Given a dataframe of features and their coverages, this function will normalize the coverages of the features according to the coverages of the spike-in controls. Both the control and experimental features should be mixed into the same dataframe, and the control features will be identified based on internal data.

Usage

jgi_normalize_features(features, samples, method = "lm")

Arguments

features

A dataframe with feature_id and coverage columns

samples

A dataframe with sample_id, MIX, and sequins_pg columns

method

The regression engine to use. Choices are "lm" or "glm"

Value

A tibble with nested dataframes for each sample, containing the original coverage data, the normalized coverage data, and the model information

Details

Using the control features and their known stoichiometry, a regression model is built converting the coverage to a picogram (pg) amount of DNA. This model is run against the experimental data to convert their coverages into pg amounts of DNA.

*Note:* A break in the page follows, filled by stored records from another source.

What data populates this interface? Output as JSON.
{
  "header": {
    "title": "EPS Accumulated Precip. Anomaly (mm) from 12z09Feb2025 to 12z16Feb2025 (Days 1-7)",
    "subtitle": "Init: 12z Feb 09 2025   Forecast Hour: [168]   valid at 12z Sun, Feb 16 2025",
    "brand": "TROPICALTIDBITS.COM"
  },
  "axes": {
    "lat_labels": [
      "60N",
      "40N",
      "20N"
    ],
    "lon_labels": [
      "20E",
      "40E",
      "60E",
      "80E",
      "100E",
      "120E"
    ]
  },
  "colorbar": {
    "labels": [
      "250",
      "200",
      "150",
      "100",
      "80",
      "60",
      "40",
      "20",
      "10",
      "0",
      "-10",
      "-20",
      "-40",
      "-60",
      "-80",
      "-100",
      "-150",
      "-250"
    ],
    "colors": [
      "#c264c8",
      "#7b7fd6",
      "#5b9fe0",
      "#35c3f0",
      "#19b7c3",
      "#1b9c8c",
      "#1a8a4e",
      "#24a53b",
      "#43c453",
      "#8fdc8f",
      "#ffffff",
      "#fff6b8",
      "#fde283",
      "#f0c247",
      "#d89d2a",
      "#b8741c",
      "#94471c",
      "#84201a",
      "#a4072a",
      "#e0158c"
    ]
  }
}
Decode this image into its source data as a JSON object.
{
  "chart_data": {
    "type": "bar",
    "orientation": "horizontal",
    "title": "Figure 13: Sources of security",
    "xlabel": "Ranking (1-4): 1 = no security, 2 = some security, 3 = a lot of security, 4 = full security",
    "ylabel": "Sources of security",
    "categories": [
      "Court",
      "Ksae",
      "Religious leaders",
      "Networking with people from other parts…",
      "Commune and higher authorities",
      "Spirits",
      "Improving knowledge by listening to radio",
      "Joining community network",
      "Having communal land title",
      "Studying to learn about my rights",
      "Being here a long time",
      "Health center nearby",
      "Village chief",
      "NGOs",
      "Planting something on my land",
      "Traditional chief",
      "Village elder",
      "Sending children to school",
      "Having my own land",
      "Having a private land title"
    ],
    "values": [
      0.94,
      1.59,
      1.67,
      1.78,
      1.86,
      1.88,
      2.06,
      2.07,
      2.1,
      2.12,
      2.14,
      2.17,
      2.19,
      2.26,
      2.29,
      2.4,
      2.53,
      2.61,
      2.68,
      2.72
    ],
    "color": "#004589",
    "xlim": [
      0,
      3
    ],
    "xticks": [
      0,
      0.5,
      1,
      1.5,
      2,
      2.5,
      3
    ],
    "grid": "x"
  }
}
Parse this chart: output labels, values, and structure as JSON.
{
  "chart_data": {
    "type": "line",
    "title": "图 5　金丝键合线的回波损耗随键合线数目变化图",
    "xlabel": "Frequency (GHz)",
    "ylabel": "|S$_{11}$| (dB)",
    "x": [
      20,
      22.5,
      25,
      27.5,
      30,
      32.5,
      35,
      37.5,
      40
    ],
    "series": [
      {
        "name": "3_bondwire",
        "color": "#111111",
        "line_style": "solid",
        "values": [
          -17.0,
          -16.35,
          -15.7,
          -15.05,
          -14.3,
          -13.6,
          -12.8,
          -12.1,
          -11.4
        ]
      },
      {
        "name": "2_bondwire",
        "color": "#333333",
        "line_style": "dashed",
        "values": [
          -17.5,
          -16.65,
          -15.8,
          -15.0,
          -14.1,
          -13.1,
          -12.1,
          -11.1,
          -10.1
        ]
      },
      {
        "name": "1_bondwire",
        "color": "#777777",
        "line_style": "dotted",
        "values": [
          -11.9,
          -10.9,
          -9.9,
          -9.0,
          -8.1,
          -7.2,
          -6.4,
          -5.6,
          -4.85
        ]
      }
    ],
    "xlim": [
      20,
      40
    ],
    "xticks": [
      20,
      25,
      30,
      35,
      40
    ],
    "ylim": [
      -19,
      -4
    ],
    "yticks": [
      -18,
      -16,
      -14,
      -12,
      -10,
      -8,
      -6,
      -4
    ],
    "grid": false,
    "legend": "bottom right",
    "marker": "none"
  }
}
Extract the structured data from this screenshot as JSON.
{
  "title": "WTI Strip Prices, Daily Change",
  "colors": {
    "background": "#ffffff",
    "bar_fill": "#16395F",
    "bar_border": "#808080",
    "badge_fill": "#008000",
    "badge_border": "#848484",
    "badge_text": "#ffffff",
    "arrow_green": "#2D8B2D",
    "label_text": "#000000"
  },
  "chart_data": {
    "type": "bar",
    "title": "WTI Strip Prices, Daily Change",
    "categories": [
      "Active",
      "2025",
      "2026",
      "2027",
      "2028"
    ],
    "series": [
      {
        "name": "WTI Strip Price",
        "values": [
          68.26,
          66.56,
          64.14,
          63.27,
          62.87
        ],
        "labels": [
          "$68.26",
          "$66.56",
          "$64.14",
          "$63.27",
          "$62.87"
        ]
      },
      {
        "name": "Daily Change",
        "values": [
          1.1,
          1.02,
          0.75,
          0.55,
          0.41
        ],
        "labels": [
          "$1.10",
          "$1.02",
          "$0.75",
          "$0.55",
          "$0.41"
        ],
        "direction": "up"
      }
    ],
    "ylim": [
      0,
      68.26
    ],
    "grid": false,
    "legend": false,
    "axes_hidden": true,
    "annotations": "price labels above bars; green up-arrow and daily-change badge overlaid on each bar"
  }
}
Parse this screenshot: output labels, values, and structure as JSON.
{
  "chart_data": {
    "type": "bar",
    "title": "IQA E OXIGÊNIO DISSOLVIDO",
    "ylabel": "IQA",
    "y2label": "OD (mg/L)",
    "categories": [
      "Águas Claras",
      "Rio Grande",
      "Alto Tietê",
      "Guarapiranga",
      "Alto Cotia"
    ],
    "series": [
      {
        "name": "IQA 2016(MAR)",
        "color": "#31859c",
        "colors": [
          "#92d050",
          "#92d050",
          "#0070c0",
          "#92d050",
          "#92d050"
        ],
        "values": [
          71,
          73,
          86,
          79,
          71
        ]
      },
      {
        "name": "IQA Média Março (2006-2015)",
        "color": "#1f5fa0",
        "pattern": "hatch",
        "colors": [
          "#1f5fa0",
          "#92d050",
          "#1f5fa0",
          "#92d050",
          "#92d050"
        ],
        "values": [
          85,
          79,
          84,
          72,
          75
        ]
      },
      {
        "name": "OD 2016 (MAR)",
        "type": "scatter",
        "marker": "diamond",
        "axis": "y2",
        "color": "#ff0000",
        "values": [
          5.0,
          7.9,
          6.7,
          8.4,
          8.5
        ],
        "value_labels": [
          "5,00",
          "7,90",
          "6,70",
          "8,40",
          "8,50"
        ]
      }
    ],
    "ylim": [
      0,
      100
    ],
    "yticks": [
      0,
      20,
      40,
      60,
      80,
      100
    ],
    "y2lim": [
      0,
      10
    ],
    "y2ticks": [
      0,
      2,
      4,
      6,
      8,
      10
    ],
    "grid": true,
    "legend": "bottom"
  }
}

This function requires the samples dataframe because it contains the MIX and sequins_pg columns, which are needed to normalize the features.

The output is a sort of intermediate file where a user can get the normalized experimental data with the get_normalized_features() function, which is the input to the main qSIP2 workflow. Or, the user can get the normalized control data with the get_normalized_controls() function in order to see how well the model fits the spike-in controls, and to assess how well each individual spike-in sequences is behaving.